Keywords

1 Introduction

Robust detection and tracking of video sequence is one of the key task of computer vision. Multiple object tracking (MOT) is one of the hot spot. It links multiple independent targets of interest in each frame with their precursors or successors through feature association methods into complete trajectories.

Recent years, with the great progress in object detection [5, 9], tracking-by-detection has become one of the mainstream in MOT tasks. The detection output in each frame is given as a prior knowledge at the first step. Then, some data association and global optimization methods are applied to connect the discrete detections into trajectories. One of the state-of-the-art global data association method is based on a network flow paradigm. Zhang et al. were the first one who formulated the MOT problem as finding a maximum posterior probability and transformed it into a min-cost network flow problem [13]. Pirsiavash et al. developed it and used a dynamic programming algorithm to improve efficiency [8].
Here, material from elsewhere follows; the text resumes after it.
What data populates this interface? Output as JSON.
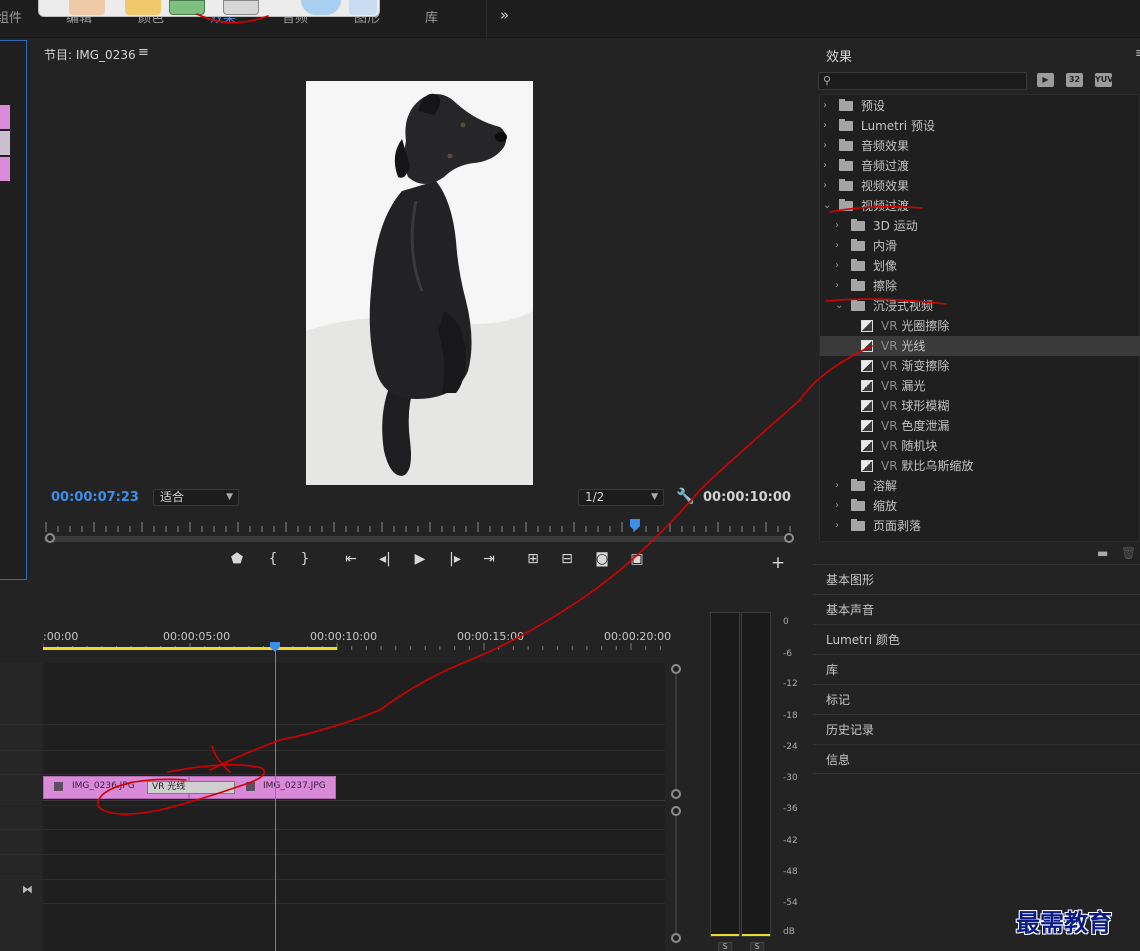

However, as a sequence of images, higher-order information among adjacent frames was ignored. Traditional tracking methods are unable to achieve more robust results in complex scenes since they only extract static and superficial features. Considering about this, Butt and Collins added higher-order tracking smoothness constraints, such as constant velocity [3]. On the other hand, usual handcrafted-features are not efficient enough. New features extracted by a deep neural network are successfully applied in single target tracking [11, 14]. Different from single object tracking, in MOT tasks, different targets of same category are of interesting, such as pedestrian individuals in a surveillance application. It is not just to connect the same target, but also to distinguish others. However, traditional features and classification methods are not efficient for this purpose since they are usually based on characteristics of categories.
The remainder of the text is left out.